In this sense, I would argue that Agamben’s genealogy is very much in the spirit of the “classic” genealogists. Who would have guessed that oikonomia, a concept of household management, would be pressed into the service of imperial administration? And from there, who could have possibly anticipated that it would become an important point of reference for Christian articulations of the inner life of the Trinitarian God, then supply the paradigm for God’s indirect providential guidance of the course of world history, only to wind up as a guiding principle for the management of people and things toward the end of endless accumulation of capital? “Economy” remains somehow recognizable within each of these contexts, yet the shifts are strange and vertiginous, and the new contexts significantly change its character and function.

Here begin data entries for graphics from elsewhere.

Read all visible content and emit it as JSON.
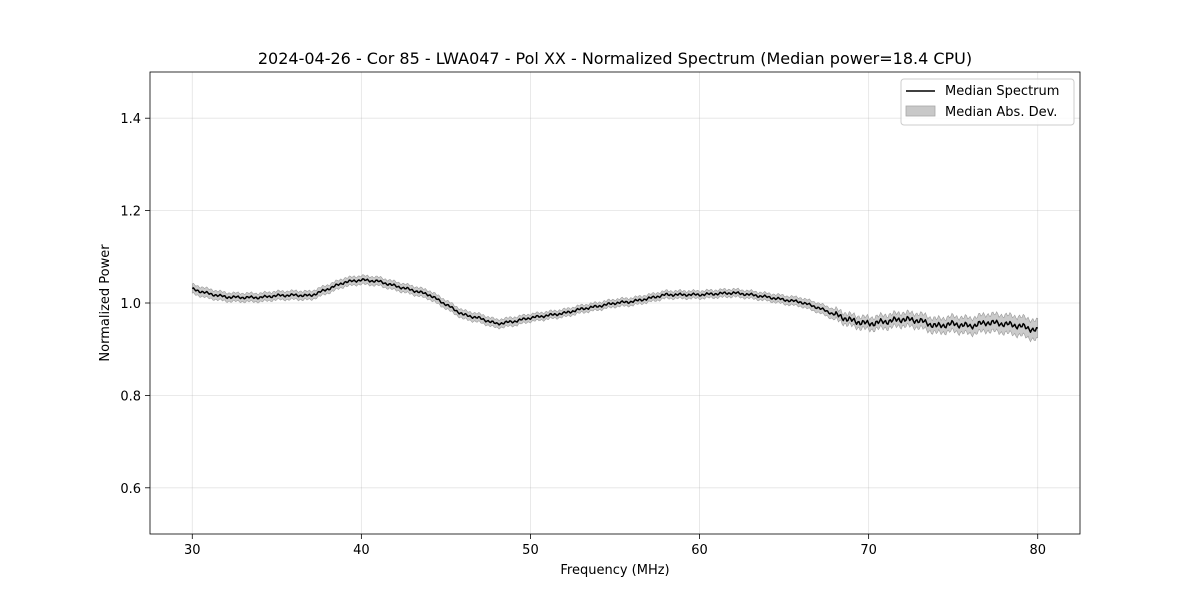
{
  "chart_data": {
    "type": "line",
    "title": "2024-04-26 - Cor 85 - LWA047 - Pol XX - Normalized Spectrum (Median power=18.4 CPU)",
    "xlabel": "Frequency (MHz)",
    "ylabel": "Normalized Power",
    "xlim": [
      27.5,
      82.5
    ],
    "ylim": [
      0.5,
      1.5
    ],
    "xticks": [
      30,
      40,
      50,
      60,
      70,
      80
    ],
    "xtick_labels": [
      "30",
      "40",
      "50",
      "60",
      "70",
      "80"
    ],
    "yticks": [
      0.6,
      0.8,
      1.0,
      1.2,
      1.4
    ],
    "ytick_labels": [
      "0.6",
      "0.8",
      "1.0",
      "1.2",
      "1.4"
    ],
    "grid": true,
    "legend_position": "top-right",
    "legend": [
      "Median Spectrum",
      "Median Abs. Dev."
    ],
    "series": [
      {
        "name": "Median Spectrum",
        "color": "#000000",
        "x": [
          30,
          31,
          32,
          33,
          34,
          35,
          36,
          37,
          38,
          39,
          40,
          41,
          42,
          43,
          44,
          45,
          46,
          47,
          48,
          49,
          50,
          51,
          52,
          53,
          54,
          55,
          56,
          57,
          58,
          59,
          60,
          61,
          62,
          63,
          64,
          65,
          66,
          67,
          68,
          69,
          70,
          71,
          72,
          73,
          74,
          75,
          76,
          77,
          78,
          79,
          80
        ],
        "values": [
          1.03,
          1.02,
          1.013,
          1.012,
          1.012,
          1.016,
          1.017,
          1.016,
          1.03,
          1.045,
          1.05,
          1.047,
          1.037,
          1.028,
          1.018,
          0.997,
          0.975,
          0.967,
          0.955,
          0.96,
          0.968,
          0.973,
          0.978,
          0.987,
          0.993,
          1.0,
          1.003,
          1.01,
          1.018,
          1.018,
          1.018,
          1.02,
          1.022,
          1.018,
          1.013,
          1.007,
          1.002,
          0.99,
          0.975,
          0.962,
          0.955,
          0.96,
          0.965,
          0.962,
          0.95,
          0.955,
          0.95,
          0.958,
          0.955,
          0.95,
          0.94
        ]
      },
      {
        "name": "Median Abs. Dev.",
        "color": "#c8c8c8",
        "x": [
          30,
          31,
          32,
          33,
          34,
          35,
          36,
          37,
          38,
          39,
          40,
          41,
          42,
          43,
          44,
          45,
          46,
          47,
          48,
          49,
          50,
          51,
          52,
          53,
          54,
          55,
          56,
          57,
          58,
          59,
          60,
          61,
          62,
          63,
          64,
          65,
          66,
          67,
          68,
          69,
          70,
          71,
          72,
          73,
          74,
          75,
          76,
          77,
          78,
          79,
          80
        ],
        "values": [
          0.01,
          0.01,
          0.009,
          0.009,
          0.009,
          0.009,
          0.009,
          0.009,
          0.009,
          0.009,
          0.009,
          0.009,
          0.009,
          0.009,
          0.009,
          0.009,
          0.009,
          0.009,
          0.009,
          0.009,
          0.008,
          0.008,
          0.008,
          0.008,
          0.008,
          0.008,
          0.008,
          0.008,
          0.008,
          0.008,
          0.008,
          0.008,
          0.008,
          0.008,
          0.008,
          0.009,
          0.009,
          0.01,
          0.011,
          0.012,
          0.013,
          0.014,
          0.014,
          0.015,
          0.015,
          0.016,
          0.017,
          0.018,
          0.019,
          0.02,
          0.021
        ]
      }
    ]
  }
}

While I don’t agree with Toscano that Agamben betrays the genealogical method, I do concede that Agamben’s “pervasive Heideggerianism” (128) is problematic in several respects. The difficulty, however, is not so much that the influence of Heidegger leads him to a too-substantial view of the concepts or “signatures” at play in his genealogy, but rather that his Heideggerian sympathies lead him to flatten out the historical field through which they move. Like Heidegger, Agamben seems to view “the West” as an unproblematic historical unity, for which the advent of modernity represents at best a particularly extreme development. He certainly does not appear to regard the Christian era as something notably different from the late classical era, and his account of the history of Christian thought treats the patristic and medieval periods as essentially one undifferentiated field.
Agamben’s fidelity to the genealogical task pushes against this Heideggerian oversimplification, but the Heideggerian influence does artificially limit the number of “pivot points” in his narrative. It is clearly the case that Agamben has more work to do in connecting up his “theological genealogy” with modernity, but in my view he also still has more work to do in fully developing the “theological genealogy,” with greater attention to the twists and turns of the history of Christianity and of Christian thought. I would argue in addition that he needs to cast a wider net in terms of filling out the context within which the notion of “economy” operates in any given era—for instance, “economy” is central to the way the patristic writers understood the salvation that God had brought about in Christ, and so why couldn’t Agamben look at some of their narrative accounts of how that plan was supposed to have been carried out? The very significant difference between patristic and medieval narratives of salvation would have made it clear that no easy continuity can be found between the two era’s notions of “economy” (I carry out a detailed comparison of patristic and medieval accounts of the narrative of salvation in my book Politics of Redemption).
Overall, though, it seems to me that Agamben’s genealogical approach provides a rigorous and flexible methodology for the field of political theology—and in fact, it provides a point of view from which Agamben’s own project can be critiqued, deepened, and extended.